As dívidas atrás referidas têm de ser regularizadas nos termos e condições draconianas impostas pelo mercado.
No que respeita ao Estado, o pagamento da dívida tem sido realizado pela contratação de novos empréstimos cada vez mais caros, o que agrava a situação do orçamento do Estado, ao mesmo tempo que coloca Portugal numa relação de maior subalternidade relativamente ao estrangeiro.
Como é que se chegou onde chegámos?
Chegámos pelos caminhos ínvios das políticas de direita que fomentaram:
- o desinteresse pelos investimentos na área produtiva, designadamente nos sectores primário e secundário da nossa economia;
- o privilégio dado a investimentos de fachada sem qualquer retorno económico e social;
- a excessiva canalização de recursos para o saturado mercado imobiliário, cujos fogos por vender significam qualquer coisa estimada em cerca de 100 mil milhões de euros parados. Uma barbaridade!
- o desvio de avultadas verbas: para auto-estradas quase vazias; para investimentos turísticos onde são praticados salários de miséria; para a renovação obsessiva de viaturas topo de gama;
- o consumo por via das importações em detrimento da produção de bens transaccionáveis com incorporação de média e alta tecnologia, adequados ao mercado interno e à exportação;
- o estímulo ideológico à ostentação e à afirmação social por via do consumismo, em vez da valorização dos valores ligados ao saber e ao civismo;
- a permissividade das autoridades face à fuga ao pagamento dos impostos por parte das empresas e das grandes fortunas;
- a gestão perdulária dos dinheiros públicos por parte dos «cavalos de Tróia» do PS, PSD e CDS-PP instalados no Governo, na administração pública e no sector empresarial do Estado;
- o uso dos dinheiros públicos na satisfação de clientelas na área do out-sourcing, das consultorias, das assessorias e no tráfico de influências;
- a apropriação de uma parte significativa da riqueza nacional por parte dos grandes accionistas das empresas dominantes do mercado na área financeira, da electricidade, dos combustíveis, das comunicações e da grande distribuição.
Esta caracterização, embora não exaustiva, tem sido abundantemente referida nas páginas do Avante! e nos vários documentos dos comunistas, caracterização sobre a qual existe um total consenso.
Há, contudo, aspectos pouco abordados e pouco avaliados, não obstante a sua importância estratégica, como a seguir se evidencia.

A questão da poupança

Em Portugal a poupança tem vindo, no rotativismo do PSD e do PS, progressivamente a diminuir sendo, de momento, cerca de metade da poupança verificada na Alemanha, tendo como referência o rendimento disponível.
Mesmo na vizinha Espanha o nível de poupança é significativamente superior ao nosso.
Porque é que associamos esta questão às malfeitorias atrás referidas?
Porque a poupança é um vector estratégico no desenvolvimento.
Deve, prioritariamente, embora não exclusivamente, ser através das poupanças que se obtêm os meios necessários ao investimento.
É evidente que o investimento pode ser feito à custa do endividamento externo.

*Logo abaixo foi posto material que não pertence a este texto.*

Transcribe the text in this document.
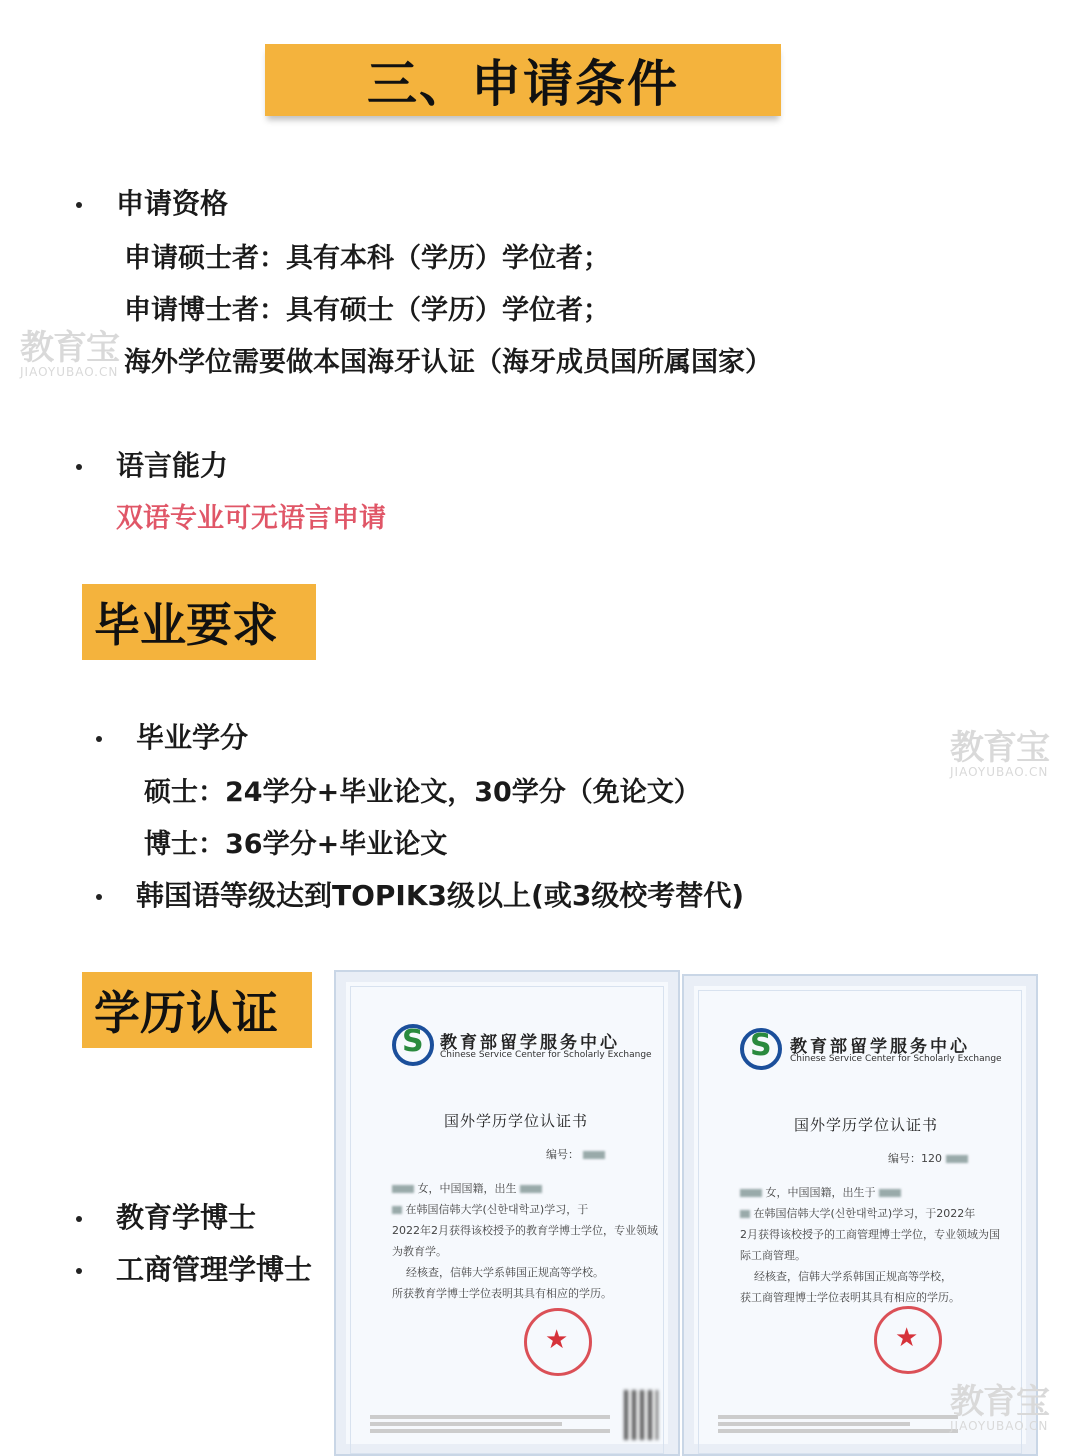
三、申请条件
申请资格
申请硕士者：具有本科（学历）学位者；
申请博士者：具有硕士（学历）学位者；
海外学位需要做本国海牙认证（海牙成员国所属国家）
语言能力
双语专业可无语言申请
毕业要求
毕业学分
硕士：24学分+毕业论文，30学分（免论文）
博士：36学分+毕业论文
韩国语等级达到TOPIK3级以上(或3级校考替代)
学历认证
教育学博士
工商管理学博士
S 教育部留学服务中心
Chinese Service Center for Scholarly Exchange
国外学历学位认证书
编号：
女，中国国籍，出生
在韩国信韩大学(신한대학교)学习，于
2022年2月获得该校授予的教育学博士学位，专业领域
为教育学。
经核查，信韩大学系韩国正规高等学校。
所获教育学博士学位表明其具有相应的学历。
★
S 教育部留学服务中心
Chinese Service Center for Scholarly Exchange
国外学历学位认证书
编号：120
女，中国国籍，出生于
在韩国信韩大学(신한대학교)学习，于2022年
2月获得该校授予的工商管理博士学位，专业领域为国
际工商管理。
经核查，信韩大学系韩国正规高等学校，
获工商管理博士学位表明其具有相应的学历。
★
教育宝
JIAOYUBAO.CN
教育宝
JIAOYUBAO.CN
教育宝
JIAOYUBAO.CN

Só que neste caso gera-se uma relação de dependência, tanto maior quanto maior for o crédito externo, como actualmente se verifica em que o Estado Português está, como é público e notório, totalmente desarmado face às condições impostas pela agiotagem internacional.
Para estes qualquer pretexto serve para ganhar dinheiro. Basta um ligeiro suspiro ou um pequeno arroto do Ministro das Finanças para os compradores da dívida pública alterarem as respectivas taxas de juro.

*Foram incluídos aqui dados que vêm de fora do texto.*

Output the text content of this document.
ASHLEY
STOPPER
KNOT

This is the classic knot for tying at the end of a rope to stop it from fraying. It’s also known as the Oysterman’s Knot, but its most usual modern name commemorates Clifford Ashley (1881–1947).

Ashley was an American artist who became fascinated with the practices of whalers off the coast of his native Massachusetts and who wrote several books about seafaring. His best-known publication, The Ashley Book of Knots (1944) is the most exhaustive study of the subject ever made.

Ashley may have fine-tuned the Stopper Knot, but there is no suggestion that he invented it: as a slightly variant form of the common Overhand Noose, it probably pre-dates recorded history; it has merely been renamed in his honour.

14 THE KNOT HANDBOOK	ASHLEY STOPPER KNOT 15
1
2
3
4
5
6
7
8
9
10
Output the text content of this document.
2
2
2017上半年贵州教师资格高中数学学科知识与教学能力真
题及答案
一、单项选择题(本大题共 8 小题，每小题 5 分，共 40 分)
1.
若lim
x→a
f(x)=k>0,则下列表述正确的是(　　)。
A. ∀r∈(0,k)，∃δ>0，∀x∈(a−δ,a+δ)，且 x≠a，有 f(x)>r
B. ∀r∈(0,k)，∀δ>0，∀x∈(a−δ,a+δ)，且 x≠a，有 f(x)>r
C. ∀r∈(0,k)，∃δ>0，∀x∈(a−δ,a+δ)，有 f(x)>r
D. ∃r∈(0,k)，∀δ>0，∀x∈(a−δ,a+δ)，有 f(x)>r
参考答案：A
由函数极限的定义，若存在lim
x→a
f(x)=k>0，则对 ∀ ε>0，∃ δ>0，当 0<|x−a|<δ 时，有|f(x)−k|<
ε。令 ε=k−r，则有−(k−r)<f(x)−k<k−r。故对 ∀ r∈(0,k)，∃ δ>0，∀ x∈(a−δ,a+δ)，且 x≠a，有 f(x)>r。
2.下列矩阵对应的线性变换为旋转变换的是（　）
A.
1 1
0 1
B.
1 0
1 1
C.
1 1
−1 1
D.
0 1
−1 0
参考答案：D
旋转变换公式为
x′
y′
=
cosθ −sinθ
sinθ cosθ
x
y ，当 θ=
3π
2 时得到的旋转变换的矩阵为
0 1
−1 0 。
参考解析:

Mas porque é que chegámos onde chegámos?
A explicação primeira reside no défice da balança comercial obrigando-nos a drenar para o estrangeiro vultuosas verbas destinadas a pagar as importações, sem esquecer o dinheiro saído do país correspondente, quer aos lucros das empresas estrangeiras, quer aos dividendos dos accionistas estrangeiros nas empresas portuguesas.
Acresce a tudo isto três outras condicionantes:
- uma pelo estímulo ao consumismo desenfreado através do crédito, em vez do consumo racional por via de melhores salários;
- outra por via da estratégia dos governos do PS e do PSD, associada aos interesses da banca privada, limitando a possibilidade do Estado recorrer directamente ao seu financiamento junto da população, por forma a que, no plano da ganância, os banqueiros tenham rédea solta na captação de recursos, quando e como muito bem lhes aprouver;
- uma outra, ainda, por parte da banca, por via do não pagamento de juros às pequenas poupanças e ao esmagamento de taxas para os depósitos mais elevados.

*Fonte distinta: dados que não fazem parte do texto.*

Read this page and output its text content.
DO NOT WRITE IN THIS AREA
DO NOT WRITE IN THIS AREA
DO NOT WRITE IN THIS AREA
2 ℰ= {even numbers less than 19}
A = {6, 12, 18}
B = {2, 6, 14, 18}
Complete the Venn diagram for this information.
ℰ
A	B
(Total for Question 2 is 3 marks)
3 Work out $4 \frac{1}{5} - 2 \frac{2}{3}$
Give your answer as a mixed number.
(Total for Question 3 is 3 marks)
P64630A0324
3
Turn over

Com este cocktail, associado aos baixos salários e às baixas reformas, não é de admirar que a taxa de poupança seja muito baixa, obrigando o Estado a recorrer ao endividamento externo quando o devia fazer cá dentro em condições económicas mais vantajosas e sem a grilheta que nos é colocada pelo sistema financeiro internacional.
É, pois, um imperativo, no plano da racionalidade económica e numa perspectiva de independência nacional, criar condições políticas e económicas para o crescimento da poupança.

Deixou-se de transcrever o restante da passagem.